If we have scalar Variables \(x, y\), we can apply the above Functions by

x = minitorch.Scalar(10., name="x")
y = minitorch.Scalar(5., name="y")
z = TimesFive.apply(x)
out = TimesFive.apply(z)
# or
out2 = Mul.apply(z, y)

Critically, we must not call forward directly but call apply instead. This is because 'apply' internally converts Variable inputs to floats to call forward, creats a trail of the history, and wraps the output into a Variable. Here z, out, and out2 are all Variables. This history is represented by a chain of previous Functions:

_images/chain1.png

We additionally include a library to allow you to draw these box diagrams for functions.

out.name = "out"
SVG(make_graph(out))
_images/scalar_5_0.svg
out2.name = "out"
SVG(make_graph(out2))
_images/scalar_6_0.svg

Syntactic Sugar

There is still one minor issue with our Function. This is what our code looks like to use Mul

out2 = Mul.apply(x, y)

It is annoying and bug-prone to write code this way. Also, we promised that we would have Functions that look just like the Python functions we are used to write.

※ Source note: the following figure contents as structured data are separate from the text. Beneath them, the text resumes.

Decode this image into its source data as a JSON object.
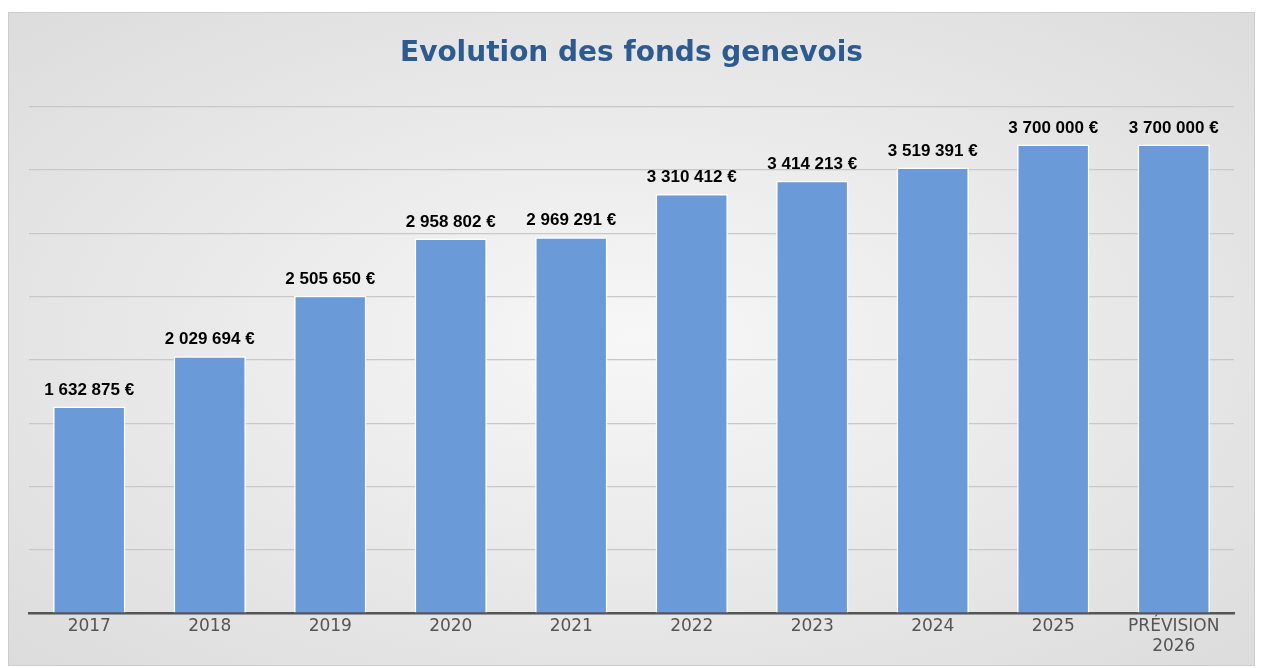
{
  "chart_data": {
    "type": "bar",
    "title": "Evolution des fonds genevois",
    "categories": [
      "2017",
      "2018",
      "2019",
      "2020",
      "2021",
      "2022",
      "2023",
      "2024",
      "2025",
      "PRÉVISION 2026"
    ],
    "values": [
      1632875,
      2029694,
      2505650,
      2958802,
      2969291,
      3310412,
      3414213,
      3519391,
      3700000,
      3700000
    ],
    "value_labels": [
      "1 632 875 €",
      "2 029 694 €",
      "2 505 650 €",
      "2 958 802 €",
      "2 969 291 €",
      "3 310 412 €",
      "3 414 213 €",
      "3 519 391 €",
      "3 700 000 €",
      "3 700 000 €"
    ],
    "color": "#6a9bd8",
    "ylim": [
      0,
      4000000
    ],
    "yticks": [
      {
        "value": 0,
        "label": null
      },
      {
        "value": 500000,
        "label": null
      },
      {
        "value": 1000000,
        "label": null
      },
      {
        "value": 1500000,
        "label": null
      },
      {
        "value": 2000000,
        "label": null
      },
      {
        "value": 2500000,
        "label": null
      },
      {
        "value": 3000000,
        "label": null
      },
      {
        "value": 3500000,
        "label": null
      },
      {
        "value": 4000000,
        "label": null
      }
    ],
    "grid": "y",
    "tick_labels": "x"
  }
}
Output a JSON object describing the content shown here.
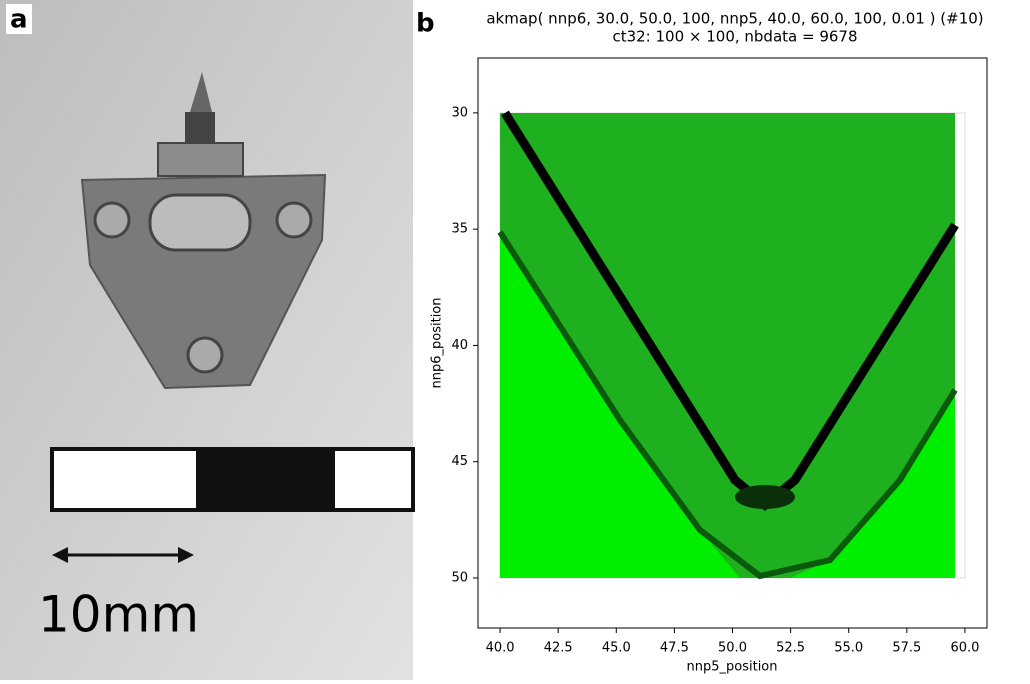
{
  "panel_a": {
    "label": "a",
    "scale_label": "10mm"
  },
  "chart_data": {
    "type": "heatmap",
    "panel_label": "b",
    "title": "akmap( nnp6, 30.0, 50.0, 100, nnp5, 40.0, 60.0, 100, 0.01 ) (#10)",
    "subtitle": "ct32: 100 × 100, nbdata = 9678",
    "x_label": "nnp5_position",
    "y_label": "nnp6_position",
    "xlim": [
      39.05,
      60.95
    ],
    "ylim": [
      52.15,
      27.64
    ],
    "xticks": [
      {
        "value": 40,
        "label": "40.0"
      },
      {
        "value": 42.5,
        "label": "42.5"
      },
      {
        "value": 45,
        "label": "45.0"
      },
      {
        "value": 47.5,
        "label": "47.5"
      },
      {
        "value": 50,
        "label": "50.0"
      },
      {
        "value": 52.5,
        "label": "52.5"
      },
      {
        "value": 55,
        "label": "55.0"
      },
      {
        "value": 57.5,
        "label": "57.5"
      },
      {
        "value": 60,
        "label": "60.0"
      }
    ],
    "yticks": [
      30,
      35,
      40,
      45,
      50
    ]
  }
}
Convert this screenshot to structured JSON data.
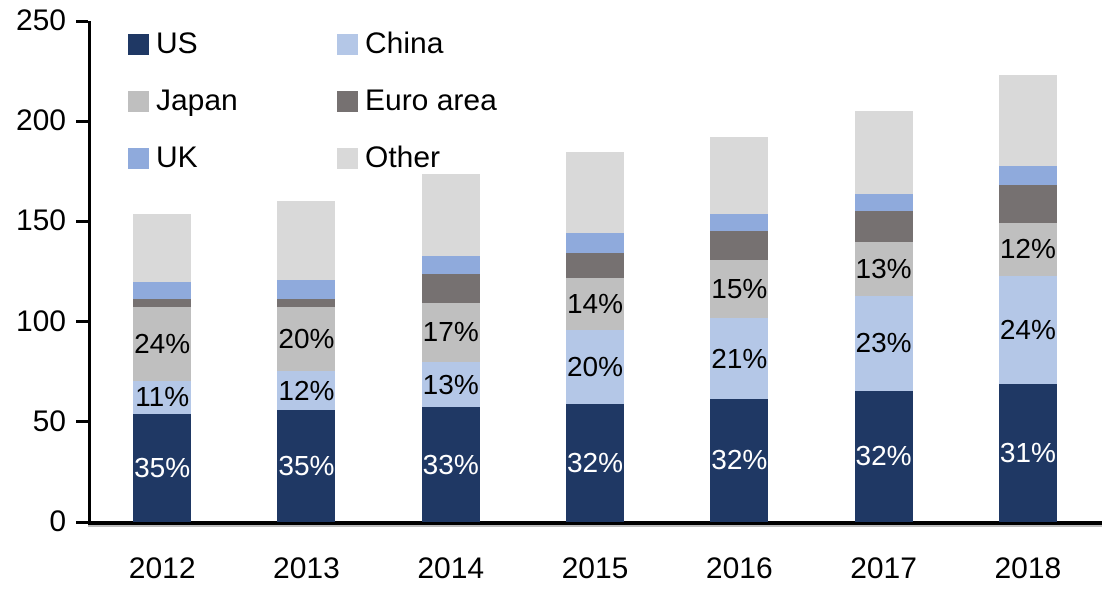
{
  "chart_data": {
    "type": "bar",
    "stacked": true,
    "title": "",
    "xlabel": "",
    "ylabel": "",
    "categories": [
      "2012",
      "2013",
      "2014",
      "2015",
      "2016",
      "2017",
      "2018"
    ],
    "series": [
      {
        "name": "US",
        "color": "#1f3864",
        "label_color": "#ffffff",
        "values": [
          53.7,
          56.0,
          57.3,
          59.0,
          61.4,
          65.6,
          69.1
        ],
        "labels": [
          "35%",
          "35%",
          "33%",
          "32%",
          "32%",
          "32%",
          "31%"
        ]
      },
      {
        "name": "China",
        "color": "#b4c7e7",
        "label_color": "#000000",
        "values": [
          16.9,
          19.2,
          22.6,
          36.9,
          40.3,
          47.2,
          53.5
        ],
        "labels": [
          "11%",
          "12%",
          "13%",
          "20%",
          "21%",
          "23%",
          "24%"
        ]
      },
      {
        "name": "Japan",
        "color": "#bfbfbf",
        "label_color": "#000000",
        "values": [
          36.8,
          32.0,
          29.5,
          25.8,
          28.8,
          26.7,
          26.8
        ],
        "labels": [
          "24%",
          "20%",
          "17%",
          "14%",
          "15%",
          "13%",
          "12%"
        ]
      },
      {
        "name": "Euro area",
        "color": "#767171",
        "label_color": null,
        "values": [
          4.0,
          4.0,
          14.5,
          12.5,
          14.5,
          15.5,
          19.0
        ],
        "labels": null
      },
      {
        "name": "UK",
        "color": "#8faadc",
        "label_color": null,
        "values": [
          8.5,
          9.5,
          9.0,
          10.0,
          8.5,
          8.5,
          9.0
        ],
        "labels": null
      },
      {
        "name": "Other",
        "color": "#d9d9d9",
        "label_color": null,
        "values": [
          33.6,
          39.3,
          40.6,
          40.3,
          38.5,
          41.5,
          45.6
        ],
        "labels": null
      }
    ],
    "totals": [
      153.5,
      160.0,
      173.5,
      184.5,
      192.0,
      205.0,
      223.0
    ],
    "y_axis": {
      "min": 0,
      "max": 250,
      "tick_step": 50,
      "tick_labels": [
        "0",
        "50",
        "100",
        "150",
        "200",
        "250"
      ]
    },
    "legend": {
      "position": "top-left",
      "columns": 2,
      "items": [
        "US",
        "China",
        "Japan",
        "Euro area",
        "UK",
        "Other"
      ]
    },
    "grid": false,
    "axis_color": "#000000",
    "background": "#ffffff"
  }
}
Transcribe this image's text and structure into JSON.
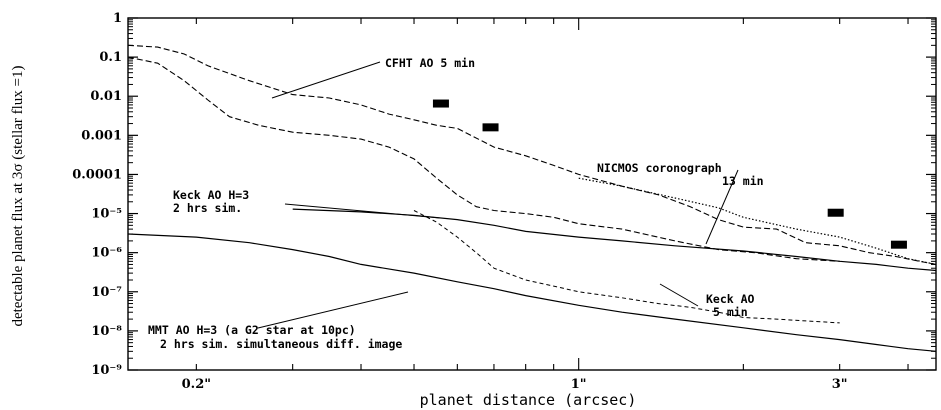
{
  "chart_data": {
    "type": "line",
    "title": "",
    "xlabel": "planet distance (arcsec)",
    "ylabel": "detectable planet flux at 3σ (stellar flux =1)",
    "x_scale": "log",
    "y_scale": "log",
    "xlim": [
      0.15,
      4.5
    ],
    "ylim": [
      1e-09,
      1
    ],
    "x_ticks": [
      {
        "value": 0.2,
        "label": "0.2\""
      },
      {
        "value": 1,
        "label": "1\""
      },
      {
        "value": 3,
        "label": "3\""
      }
    ],
    "y_ticks": [
      {
        "value": 1,
        "label": "1"
      },
      {
        "value": 0.1,
        "label": "0.1"
      },
      {
        "value": 0.01,
        "label": "0.01"
      },
      {
        "value": 0.001,
        "label": "0.001"
      },
      {
        "value": 0.0001,
        "label": "0.0001"
      },
      {
        "value": 1e-05,
        "label": "10⁻⁵"
      },
      {
        "value": 1e-06,
        "label": "10⁻⁶"
      },
      {
        "value": 1e-07,
        "label": "10⁻⁷"
      },
      {
        "value": 1e-08,
        "label": "10⁻⁸"
      },
      {
        "value": 1e-09,
        "label": "10⁻⁹"
      }
    ],
    "series": [
      {
        "name": "CFHT AO 5 min",
        "style": "dashed",
        "x": [
          0.15,
          0.17,
          0.19,
          0.21,
          0.25,
          0.3,
          0.35,
          0.4,
          0.45,
          0.5,
          0.55,
          0.6,
          0.7,
          0.8,
          0.9,
          1.0,
          1.2,
          1.4,
          1.6,
          1.8,
          2.0,
          2.3,
          2.6,
          3.0,
          3.4,
          3.8,
          4.2,
          4.5
        ],
        "y": [
          0.2,
          0.18,
          0.12,
          0.06,
          0.025,
          0.011,
          0.009,
          0.006,
          0.0035,
          0.0025,
          0.0018,
          0.0015,
          0.0005,
          0.0003,
          0.00017,
          0.0001,
          5e-05,
          3e-05,
          1.5e-05,
          7e-06,
          4.5e-06,
          4e-06,
          1.8e-06,
          1.5e-06,
          1e-06,
          8e-07,
          6e-07,
          5e-07
        ]
      },
      {
        "name": "Keck AO 5 min",
        "style": "dashed",
        "x": [
          0.15,
          0.17,
          0.19,
          0.21,
          0.23,
          0.26,
          0.3,
          0.35,
          0.4,
          0.45,
          0.5,
          0.55,
          0.6,
          0.65,
          0.7,
          0.8,
          0.9,
          1.0,
          1.2,
          1.5,
          1.8,
          2.1,
          2.5,
          3.0
        ],
        "y": [
          0.1,
          0.07,
          0.025,
          0.008,
          0.003,
          0.0018,
          0.0012,
          0.001,
          0.0008,
          0.0005,
          0.00025,
          8e-05,
          3e-05,
          1.5e-05,
          1.2e-05,
          1e-05,
          8e-06,
          5.5e-06,
          4e-06,
          2e-06,
          1.2e-06,
          1e-06,
          7e-07,
          6e-07
        ]
      },
      {
        "name": "Keck AO H=3 2 hrs sim.",
        "style": "dashed-thin",
        "x": [
          0.5,
          0.55,
          0.6,
          0.65,
          0.7,
          0.8,
          0.9,
          1.0,
          1.2,
          1.4,
          1.6,
          1.8,
          2.0,
          2.3,
          2.6,
          3.0
        ],
        "y": [
          1.2e-05,
          6e-06,
          2.5e-06,
          1e-06,
          4e-07,
          2e-07,
          1.4e-07,
          1e-07,
          7e-08,
          5e-08,
          4e-08,
          3e-08,
          2.2e-08,
          2e-08,
          1.8e-08,
          1.6e-08
        ]
      },
      {
        "name": "Keck AO H=3 simulation",
        "style": "solid",
        "x": [
          0.3,
          0.4,
          0.5,
          0.6,
          0.7,
          0.8,
          1.0,
          1.2,
          1.5,
          2.0,
          2.5,
          3.0,
          3.5,
          4.0,
          4.5
        ],
        "y": [
          1.3e-05,
          1.1e-05,
          9e-06,
          7e-06,
          5e-06,
          3.5e-06,
          2.5e-06,
          2e-06,
          1.5e-06,
          1.1e-06,
          8e-07,
          6e-07,
          5e-07,
          4e-07,
          3.5e-07
        ]
      },
      {
        "name": "MMT AO H=3 (a G2 star at 10pc) 2 hrs sim. simultaneous diff. image",
        "style": "solid",
        "x": [
          0.15,
          0.2,
          0.25,
          0.3,
          0.35,
          0.4,
          0.5,
          0.6,
          0.7,
          0.8,
          1.0,
          1.2,
          1.5,
          2.0,
          2.5,
          3.0,
          3.5,
          4.0,
          4.5
        ],
        "y": [
          3e-06,
          2.5e-06,
          1.8e-06,
          1.2e-06,
          8e-07,
          5e-07,
          3e-07,
          1.8e-07,
          1.2e-07,
          8e-08,
          4.5e-08,
          3e-08,
          2e-08,
          1.2e-08,
          8e-09,
          6e-09,
          4.5e-09,
          3.5e-09,
          3e-09
        ]
      },
      {
        "name": "NICMOS coronograph 13 min",
        "style": "dotted",
        "x": [
          1.0,
          1.2,
          1.5,
          1.8,
          2.0,
          2.5,
          3.0,
          3.5,
          4.0,
          4.5
        ],
        "y": [
          8e-05,
          5e-05,
          2.5e-05,
          1.4e-05,
          8e-06,
          4e-06,
          2.5e-06,
          1.3e-06,
          7e-07,
          5e-07
        ]
      }
    ],
    "markers": [
      {
        "x": 0.56,
        "y": 0.0065
      },
      {
        "x": 0.69,
        "y": 0.0016
      },
      {
        "x": 2.95,
        "y": 1.05e-05
      },
      {
        "x": 3.85,
        "y": 1.6e-06
      }
    ],
    "annotations": [
      {
        "id": "cfht",
        "text": "CFHT AO 5 min"
      },
      {
        "id": "nicmos1",
        "text": "NICMOS coronograph"
      },
      {
        "id": "nicmos2",
        "text": "13 min"
      },
      {
        "id": "keckh1",
        "text": "Keck AO H=3"
      },
      {
        "id": "keckh2",
        "text": "2 hrs sim."
      },
      {
        "id": "keck1",
        "text": "Keck AO"
      },
      {
        "id": "keck2",
        "text": "5 min"
      },
      {
        "id": "mmt1",
        "text": "MMT AO H=3 (a G2 star at 10pc)"
      },
      {
        "id": "mmt2",
        "text": "2 hrs sim. simultaneous diff. image"
      }
    ]
  }
}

To get around this issue, we need to augment the minitorch.Scalar class so that it can behave normally under standard mathematical operations. Instead of calling regular +, Python will call our +. Once this is achieved, we will have the ability to record and track how \(x\) is used in the Function, while still being able to write

out2 = x * y

To achieve this, the minitorch.Scalar class needs to provide syntax that makes it appear like a number when in use. You can read emulating numeric types to learn how this could be done.